Community group has six weeks to find at least £1m to buy a once-successful East Croydon boozer, as owners abandon plans to build flats
Three former pubs have been put up for sale, as firms of developers appear set to cut their losses and get out of the business of destroying old Croydon boozers.
It seems unlikely that any of the three pubs will be returned to their former glories, though in one case, The Glamorgan’s status as an Asset of Community Value means that there is a slim chance that it might be bought by East Croydon locals who want it to return to being their local.
The Sandrock, on Upper Shirley Road, has been closed since February 2018 when pub company Mitchells and Butlers sold the property to Fulham-based developers Marshall Hurley. It is understood that The Sandrock sold then for £2million.
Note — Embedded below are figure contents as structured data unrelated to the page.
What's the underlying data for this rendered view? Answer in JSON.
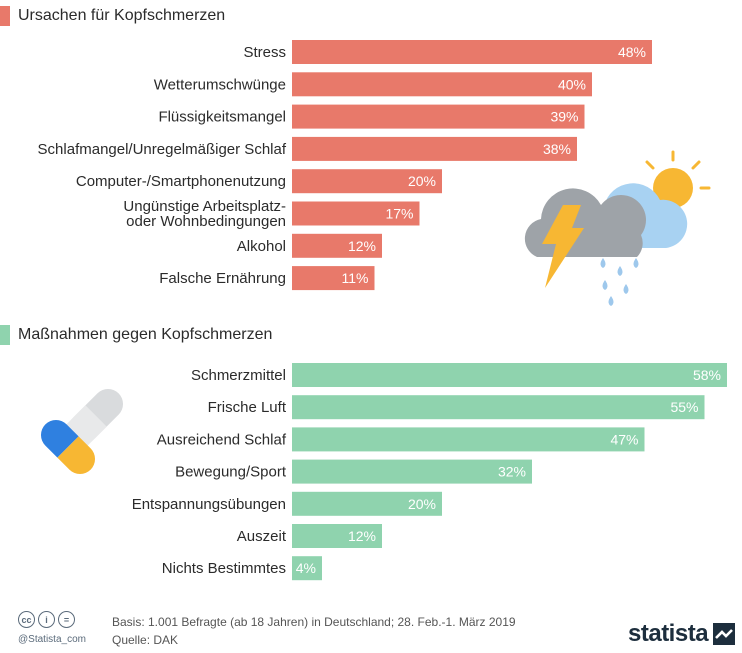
{
  "sections": [
    {
      "title": "Ursachen für Kopfschmerzen",
      "color": "#e8796a"
    },
    {
      "title": "Maßnahmen gegen Kopfschmerzen",
      "color": "#8fd3ae"
    }
  ],
  "chart_data": [
    {
      "type": "bar",
      "orientation": "horizontal",
      "title": "Ursachen für Kopfschmerzen",
      "unit": "%",
      "color": "#e8796a",
      "categories": [
        "Stress",
        "Wetterumschwünge",
        "Flüssigkeitsmangel",
        "Schlafmangel/Unregelmäßiger Schlaf",
        "Computer-/Smartphonenutzung",
        "Ungünstige Arbeitsplatz-\noder Wohnbedingungen",
        "Alkohol",
        "Falsche Ernährung"
      ],
      "values": [
        48,
        40,
        39,
        38,
        20,
        17,
        12,
        11
      ],
      "labels": [
        "48%",
        "40%",
        "39%",
        "38%",
        "20%",
        "17%",
        "12%",
        "11%"
      ]
    },
    {
      "type": "bar",
      "orientation": "horizontal",
      "title": "Maßnahmen gegen Kopfschmerzen",
      "unit": "%",
      "color": "#8fd3ae",
      "categories": [
        "Schmerzmittel",
        "Frische Luft",
        "Ausreichend Schlaf",
        "Bewegung/Sport",
        "Entspannungsübungen",
        "Auszeit",
        "Nichts Bestimmtes"
      ],
      "values": [
        58,
        55,
        47,
        32,
        20,
        12,
        4
      ],
      "labels": [
        "58%",
        "55%",
        "47%",
        "32%",
        "20%",
        "12%",
        "4%"
      ]
    }
  ],
  "footer": {
    "cc_icons": [
      "cc",
      "i",
      "="
    ],
    "credit": "@Statista_com",
    "basis": "Basis: 1.001 Befragte (ab 18 Jahren) in Deutschland; 28. Feb.-1. März 2019",
    "source": "Quelle: DAK",
    "logo": "statista"
  },
  "icons": [
    "weather-storm-icon",
    "pills-icon",
    "statista-logo-icon"
  ]
}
Three contentious and failed planning applications later, with schemes to build a large block of flats over the pub’s car park rejected, and a property agent published a notice earlier this month seeking “unconditional offers” for the freehold from £1million.
The Sandrock, which was built in 1867 and is locally listed, does, at least still stand in reasonable condition, offering the (remote) possibility of it being reopened for the purpose intended.
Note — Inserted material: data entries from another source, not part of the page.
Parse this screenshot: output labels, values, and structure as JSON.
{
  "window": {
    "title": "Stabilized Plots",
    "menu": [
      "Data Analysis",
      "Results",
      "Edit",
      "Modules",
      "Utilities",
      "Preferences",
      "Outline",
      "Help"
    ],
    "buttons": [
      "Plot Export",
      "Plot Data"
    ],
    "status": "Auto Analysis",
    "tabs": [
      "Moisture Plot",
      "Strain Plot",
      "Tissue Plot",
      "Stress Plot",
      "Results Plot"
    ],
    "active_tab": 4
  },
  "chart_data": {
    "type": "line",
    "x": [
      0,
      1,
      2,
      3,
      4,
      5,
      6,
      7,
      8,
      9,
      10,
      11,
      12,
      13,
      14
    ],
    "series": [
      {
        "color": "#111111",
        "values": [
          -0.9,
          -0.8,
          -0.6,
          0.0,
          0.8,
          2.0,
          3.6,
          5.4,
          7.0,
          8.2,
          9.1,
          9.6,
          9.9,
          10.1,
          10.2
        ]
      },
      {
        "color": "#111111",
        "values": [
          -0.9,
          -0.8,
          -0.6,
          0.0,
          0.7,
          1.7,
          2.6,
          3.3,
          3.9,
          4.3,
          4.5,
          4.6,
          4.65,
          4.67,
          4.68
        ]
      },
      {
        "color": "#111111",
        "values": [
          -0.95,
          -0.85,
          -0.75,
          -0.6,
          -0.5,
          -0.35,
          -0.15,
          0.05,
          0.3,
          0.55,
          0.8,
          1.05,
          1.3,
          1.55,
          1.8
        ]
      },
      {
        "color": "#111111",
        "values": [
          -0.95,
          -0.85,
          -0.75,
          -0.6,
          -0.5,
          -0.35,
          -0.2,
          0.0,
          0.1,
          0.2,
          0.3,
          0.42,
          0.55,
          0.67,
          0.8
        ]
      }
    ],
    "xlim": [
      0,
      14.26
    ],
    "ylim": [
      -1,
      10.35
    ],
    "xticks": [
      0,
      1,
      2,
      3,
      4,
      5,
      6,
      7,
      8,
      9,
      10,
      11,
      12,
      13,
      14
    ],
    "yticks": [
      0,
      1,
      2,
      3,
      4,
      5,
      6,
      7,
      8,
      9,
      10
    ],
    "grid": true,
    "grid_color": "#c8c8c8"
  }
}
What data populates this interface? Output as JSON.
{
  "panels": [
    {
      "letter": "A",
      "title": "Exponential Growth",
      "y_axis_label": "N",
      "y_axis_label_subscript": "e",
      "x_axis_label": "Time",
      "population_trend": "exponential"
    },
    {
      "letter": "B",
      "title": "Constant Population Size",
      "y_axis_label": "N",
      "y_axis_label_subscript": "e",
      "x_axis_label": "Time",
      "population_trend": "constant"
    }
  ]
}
The sales agents’ bumpf gives the game away about its probable fate, though: it is listed under “Residential development”.
The fate of the two other Croydon pubs – The Glamorgan, on Cherry Orchard Road, and The View, in Croham – is equally unpromising, after the malign neglect inflicted on the buildings over more than four years by Hounslow-based developers Butlers Walsall.
Butlers Walsall own both pubs.
They have allowed both buildings to rot – presumably in the hope that the conditions of the old pubs will become so wretched, perhaps even a danger to the public, that the council will cave in and grant planning permission for whatever profit-hungry scheme they put up.
With The View, the owners sent in the wrecking crew in 2017, removing the building’s roof altogether, only stopping when council building inspectors stepped in to point out that they had no planning permission for the illegal demolition. The owners have never been subject to any penalties for their act of vandalism.
At The Glamorgan, they also tried to demolish the Victorian building without planning permission. Repeated planning applications have since been refused. In the meantime, the building has been squatted, all the lead on the roof has been removed and the ground floor bar area vandalised and destroyed.
The auction of The View’s site – there’s barely any salvageable building left – is due to be held on July 6, with opening bids of £1.2million expected for what, almost inevitably, will become a site for more flats.
According to South Croydon ward councillor Maria Gatland, the building has been put up for auction following a recent planning enforcement visit.
“The owner informed the council he was working on a planning application to bring forward in the next months,” Gatland said. “We had heard this many times before.
“There has been at least one other unsuccessful attempt to sell this site. And now it is up for auction.
“Let’s hope whatever now happens will be in the best interest of the local community.”
The Glamorgan, meanwhile, has been granted Asset of Community Value status, which means that owners Butlers Walsall must give the community first refusal before they dispose of the property.
The council this week duly published a formal notification: “In accordance with The Assets of Community Value (England) Regulations 2012, the initial, six-week moratorium period has been triggered. Eligible Community Interest Groups that wish to be considered as a bidder must let the council know by Friday July 23.”
In Shirley, the residents’ campaign which successfully saw off three planning applications for The Sandrock have been celebrating the abandonment of the scheme by the developers, while remaining cautious about the future of the old pub.
“It looks like they are trying to cut their losses,” one said, “as they were said to have bought the site for £2million, and they have spent a fortune on plans.
“The downside is that the cheaper price might tempt another developer to have a go with a new plan.”